Aile ortamının önemi
Ergenlerde; kimi zaman meydan okuma, kendini ispat etme, kendi kimliğini ortaya koyma çabası görülebilir. Bu durumda da hiç yapmadıkları hataları yapabilirler. Aile ortamının huzurlu olması, anne – babanın çocuğuna yakın olması, çocuğun severek eve gelmesi ve kendini mutlu hissetmesi, bu dönemde olabilecek birçok problemi azaltabilir. Ailede bu yakınlığı ve huzuru bulamayan çocuk, kendini daha iyi ve güvende hissedebileceği ortam arayışına yönelir.
Bu ortamlar farklı arkadaş grupları olabileceği gibi, internetteki sanal ortamlar da olabilir.
Çoğu ergen, ki bunu aslında yetişkinler için de söyleyebiliriz, eleştiriyi kabul etmez.
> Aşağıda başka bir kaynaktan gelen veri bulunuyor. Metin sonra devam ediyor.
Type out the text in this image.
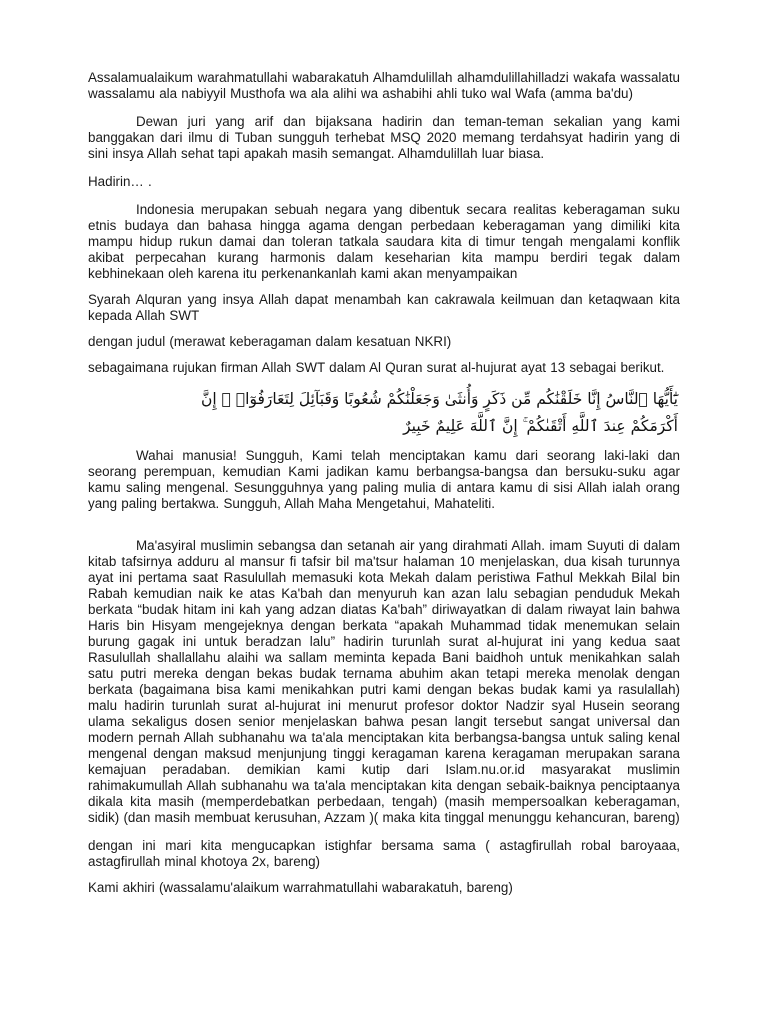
Assalamualaikum warahmatullahi wabarakatuh Alhamdulillah alhamdulillahilladzi wakafa wassalatu wassalamu ala nabiyyil Musthofa wa ala alihi wa ashabihi ahli tuko wal Wafa (amma ba'du)

Dewan juri yang arif dan bijaksana hadirin dan teman-teman sekalian yang kami banggakan dari ilmu di Tuban sungguh terhebat MSQ 2020 memang terdahsyat hadirin yang di sini insya Allah sehat tapi apakah masih semangat. Alhamdulillah luar biasa.

Hadirin… .

Indonesia merupakan sebuah negara yang dibentuk secara realitas keberagaman suku etnis budaya dan bahasa hingga agama dengan perbedaan keberagaman yang dimiliki kita mampu hidup rukun damai dan toleran tatkala saudara kita di timur tengah mengalami konflik akibat perpecahan kurang harmonis dalam keseharian kita mampu berdiri tegak dalam kebhinekaan oleh karena itu perkenankanlah kami akan menyampaikan

Syarah Alquran yang insya Allah dapat menambah kan cakrawala keilmuan dan ketaqwaan kita kepada Allah SWT

dengan judul (merawat keberagaman dalam kesatuan NKRI)

sebagaimana rujukan firman Allah SWT dalam Al Quran surat al-hujurat ayat 13 sebagai berikut.

يَٰٓأَيُّهَا ٱلنَّاسُ إِنَّا خَلَقْنَٰكُم مِّن ذَكَرٍ وَأُنثَىٰ وَجَعَلْنَٰكُمْ شُعُوبًا وَقَبَآئِلَ لِتَعَارَفُوٓا۟ ۚ إِنَّ
أَكْرَمَكُمْ عِندَ ٱللَّهِ أَتْقَىٰكُمْ ۚ إِنَّ ٱللَّهَ عَلِيمٌ خَبِيرٌ

Wahai manusia! Sungguh, Kami telah menciptakan kamu dari seorang laki-laki dan seorang perempuan, kemudian Kami jadikan kamu berbangsa-bangsa dan bersuku-suku agar kamu saling mengenal. Sesungguhnya yang paling mulia di antara kamu di sisi Allah ialah orang yang paling bertakwa. Sungguh, Allah Maha Mengetahui, Mahateliti.

Ma'asyiral muslimin sebangsa dan setanah air yang dirahmati Allah. imam Suyuti di dalam kitab tafsirnya adduru al mansur fi tafsir bil ma'tsur halaman 10 menjelaskan, dua kisah turunnya ayat ini pertama saat Rasulullah memasuki kota Mekah dalam peristiwa Fathul Mekkah Bilal bin Rabah kemudian naik ke atas Ka'bah dan menyuruh kan azan lalu sebagian penduduk Mekah berkata “budak hitam ini kah yang adzan diatas Ka'bah” diriwayatkan di dalam riwayat lain bahwa Haris bin Hisyam mengejeknya dengan berkata “apakah Muhammad tidak menemukan selain burung gagak ini untuk beradzan lalu” hadirin turunlah surat al-hujurat ini yang kedua saat Rasulullah shallallahu alaihi wa sallam meminta kepada Bani baidhoh untuk menikahkan salah satu putri mereka dengan bekas budak ternama abuhim akan tetapi mereka menolak dengan berkata (bagaimana bisa kami menikahkan putri kami dengan bekas budak kami ya rasulallah) malu hadirin turunlah surat al-hujurat ini menurut profesor doktor Nadzir syal Husein seorang ulama sekaligus dosen senior menjelaskan bahwa pesan langit tersebut sangat universal dan modern pernah Allah subhanahu wa ta'ala menciptakan kita berbangsa-bangsa untuk saling kenal mengenal dengan maksud menjunjung tinggi keragaman karena keragaman merupakan sarana kemajuan peradaban. demikian kami kutip dari Islam.nu.or.id masyarakat muslimin rahimakumullah Allah subhanahu wa ta'ala menciptakan kita dengan sebaik-baiknya penciptaanya dikala kita masih (memperdebatkan perbedaan, tengah) (masih mempersoalkan keberagaman, sidik) (dan masih membuat kerusuhan, Azzam )( maka kita tinggal menunggu kehancuran, bareng)

dengan ini mari kita mengucapkan istighfar bersama sama ( astagfirullah robal baroyaaa, astagfirullah minal khotoya 2x, bareng)

Kami akhiri (wassalamu'alaikum warrahmatullahi wabarakatuh, bareng)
Onlara eleştiriden çok, neleri iyi yaptıysa onları konuşmak, abartılı olmadan onları övmek çok daha yapıcı ve güven verici olacaktır. Akranları ile kıyaslama yapmak, onların davranışları ve konuşmaları ile ilgili şakalar yapmak kişiliklerinin gelişiminde zedeleyici etkiler yaratırken, “kendini değersiz hissetme“ duygusunun gelişmesine de vesile olabilir. Bu da, ergenin içine kapanık bir kişilik olması sonucunu doğurabilir.
Ebeveynlere önerimiz; ergenlik dönemini yaşayan çocuğuzla iletişimde yapıcı, destekleyici ve güven verici yaklaşımlarda bulunmaları, ailede ergen çocuğun seçebileceği aktivitelerle beraber mutlu ve huzurlu vakit geçirmeleridir.